The paper develops a Ward-identity–based framework to compute curvature-induced responses of Laughlin FQH states on curved surfaces, revealing a gradient expansion for the particle density that includes a gravitational anomaly term. It connects curvature response to flat-space electromagnetic observables through relationships between the odd viscosity $\eta(k)$, the structure factor $s(k)$, and the Hall conductance $\sigma_H(k)$, via an iterative analysis of the Ward identity and the two-point function of a Bose field $\varphi$. The authors derive explicit density corrections $\langle \rho \rangle = \rho_0 + \frac{1}{8\pi} R - \frac{b}{8\pi}(-l^2 \Delta_g) R$ with $b = \frac{1}{3} + \frac{\nu - 1}{4\nu}$ and show that the generating functional contains Polyakov's Liouville action $A^{(0)}$, reflecting the gravitational anomaly.
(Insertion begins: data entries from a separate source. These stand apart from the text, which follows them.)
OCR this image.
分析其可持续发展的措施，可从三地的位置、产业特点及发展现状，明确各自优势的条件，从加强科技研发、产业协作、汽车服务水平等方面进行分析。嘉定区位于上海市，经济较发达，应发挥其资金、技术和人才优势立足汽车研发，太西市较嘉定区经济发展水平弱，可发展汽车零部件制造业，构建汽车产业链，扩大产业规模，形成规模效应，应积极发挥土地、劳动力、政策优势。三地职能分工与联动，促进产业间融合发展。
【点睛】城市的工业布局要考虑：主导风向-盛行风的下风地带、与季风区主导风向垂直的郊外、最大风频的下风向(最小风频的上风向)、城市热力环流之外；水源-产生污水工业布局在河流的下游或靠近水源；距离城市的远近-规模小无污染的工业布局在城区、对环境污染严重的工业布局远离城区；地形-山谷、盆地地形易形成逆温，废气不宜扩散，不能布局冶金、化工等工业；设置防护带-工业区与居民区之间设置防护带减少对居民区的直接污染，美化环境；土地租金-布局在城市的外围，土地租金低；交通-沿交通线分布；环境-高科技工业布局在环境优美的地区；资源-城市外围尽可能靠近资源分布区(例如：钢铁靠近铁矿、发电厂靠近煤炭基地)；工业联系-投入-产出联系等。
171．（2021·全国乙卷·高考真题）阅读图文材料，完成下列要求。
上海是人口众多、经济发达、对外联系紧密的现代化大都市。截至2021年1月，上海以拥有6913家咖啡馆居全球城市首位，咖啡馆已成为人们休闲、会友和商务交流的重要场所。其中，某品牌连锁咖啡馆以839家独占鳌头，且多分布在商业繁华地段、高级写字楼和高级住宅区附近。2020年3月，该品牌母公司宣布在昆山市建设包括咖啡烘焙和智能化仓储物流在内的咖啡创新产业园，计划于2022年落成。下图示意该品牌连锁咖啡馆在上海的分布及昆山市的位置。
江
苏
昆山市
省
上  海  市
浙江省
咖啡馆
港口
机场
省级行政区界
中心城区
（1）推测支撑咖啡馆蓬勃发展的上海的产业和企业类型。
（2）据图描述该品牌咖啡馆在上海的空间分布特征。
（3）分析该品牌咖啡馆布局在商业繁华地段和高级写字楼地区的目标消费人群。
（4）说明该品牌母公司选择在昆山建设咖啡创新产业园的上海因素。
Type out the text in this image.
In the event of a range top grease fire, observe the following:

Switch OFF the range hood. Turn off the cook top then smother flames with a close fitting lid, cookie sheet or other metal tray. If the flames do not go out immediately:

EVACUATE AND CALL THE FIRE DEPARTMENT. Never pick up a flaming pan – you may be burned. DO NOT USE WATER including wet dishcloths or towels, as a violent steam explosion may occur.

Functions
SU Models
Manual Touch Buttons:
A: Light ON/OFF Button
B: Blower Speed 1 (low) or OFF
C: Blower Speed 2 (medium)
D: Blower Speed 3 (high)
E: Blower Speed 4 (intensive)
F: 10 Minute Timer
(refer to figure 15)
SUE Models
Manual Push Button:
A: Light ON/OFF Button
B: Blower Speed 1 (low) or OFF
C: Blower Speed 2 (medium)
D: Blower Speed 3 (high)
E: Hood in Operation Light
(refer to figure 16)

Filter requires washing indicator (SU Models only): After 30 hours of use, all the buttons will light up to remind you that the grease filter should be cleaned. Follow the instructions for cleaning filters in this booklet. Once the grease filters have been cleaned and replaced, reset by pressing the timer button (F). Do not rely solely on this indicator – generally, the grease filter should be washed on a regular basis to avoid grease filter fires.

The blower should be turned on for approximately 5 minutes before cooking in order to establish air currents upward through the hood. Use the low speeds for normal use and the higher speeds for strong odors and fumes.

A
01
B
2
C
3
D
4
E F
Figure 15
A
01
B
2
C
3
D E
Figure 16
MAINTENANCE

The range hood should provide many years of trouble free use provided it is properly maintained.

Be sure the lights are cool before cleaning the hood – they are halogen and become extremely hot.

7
Overall, the work proposes a universal, geometry-driven approach to bound and relate FQH response functions in curved space to observables in flat space, providing a principled link between topology, geometry, and electromagnetic response.

Abstract

We develop a general method to compute correlation functions of fractional quantum Hall (FQH) states on a curved space. In a curved space, local transformation properties of FQH states are examined through local geometric variations, which are essentially governed by the gravitational anomaly. Furthermore, we show that the electromagnetic response of FQH states is related to the gravitational response (a response to curvature). Thus, the gravitational anomaly is also seen in the structure factor and the Hall conductance in flat space. The method is based on iteration of a Ward identity obtained for FQH states.